On my 12/16 post, titled Bond Yields Are Too High, I said bond yields were too high and needed to be watched for a key reversal. The long term pattern of the iShares 20+ Year Treasury Bond Fund, “TLT”, was still intact and was approaching its long term trendline.
I had previously said
“Most likely money is shifting from bonds to equities as the Federal Reserve has hinted that their focus is a strong stock market – not lower bond yields. (however the Feds main tool is to buy US bonds to stimulate the economy). At some point the bond market will snap back quickly as investors realize the Fed will be keeping rates at historic lows for possibly years to come and will continue to stimulate the economy by continuing to purchase US Treasuries.”
Also, I mentioned:
“Currently the 10 year bond yield is approximately 3.5% while inflation is at 0.8% and unemployment is almost 10%. In the past 50 years the yield on bonds has never been this high when compared to today’s inflation and unemployment rates. In the past, when bond yields where at 3.5%, inflation was closer to 1.5% and unemployment was about 6.5%.”

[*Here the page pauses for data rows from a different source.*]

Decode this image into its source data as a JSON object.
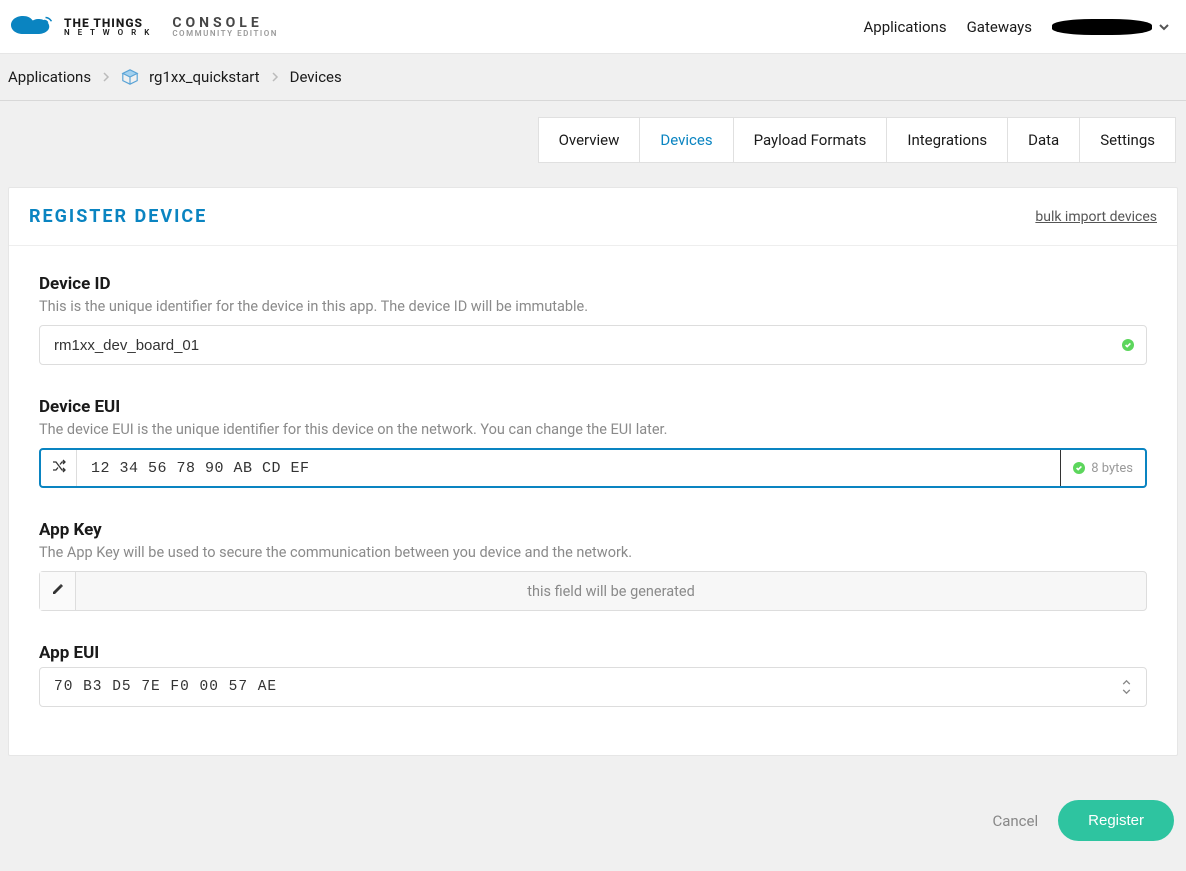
{
  "header": {
    "brand_line1": "THE THINGS",
    "brand_line2": "N E T W O R K",
    "console_line1": "CONSOLE",
    "console_line2": "COMMUNITY EDITION",
    "nav_applications": "Applications",
    "nav_gateways": "Gateways"
  },
  "breadcrumb": {
    "applications": "Applications",
    "app_name": "rg1xx_quickstart",
    "devices": "Devices"
  },
  "tabs": {
    "overview": "Overview",
    "devices": "Devices",
    "payload_formats": "Payload Formats",
    "integrations": "Integrations",
    "data": "Data",
    "settings": "Settings"
  },
  "panel": {
    "title": "REGISTER DEVICE",
    "bulk_link": "bulk import devices"
  },
  "device_id": {
    "label": "Device ID",
    "help": "This is the unique identifier for the device in this app. The device ID will be immutable.",
    "value": "rm1xx_dev_board_01"
  },
  "device_eui": {
    "label": "Device EUI",
    "help": "The device EUI is the unique identifier for this device on the network. You can change the EUI later.",
    "value": "12 34 56 78 90 AB CD EF",
    "bytes_label": "8 bytes"
  },
  "app_key": {
    "label": "App Key",
    "help": "The App Key will be used to secure the communication between you device and the network.",
    "placeholder": "this field will be generated"
  },
  "app_eui": {
    "label": "App EUI",
    "value": "70 B3 D5 7E F0 00 57 AE"
  },
  "footer": {
    "cancel": "Cancel",
    "register": "Register"
  }
}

Fast forward to today: TLT is now at its long term trendline. Investors are no longer focused on the Fed, instead they are looking at the disruption in the Middle East and how it may effect oil prices and global stock markets. US Treasury bonds are typically viewed as safe haven investments for investors around the world. I would expect to start seeing inflows into US bonds as global investors look to lock in recent stock market gains while they wait to see what happens in the Middle East.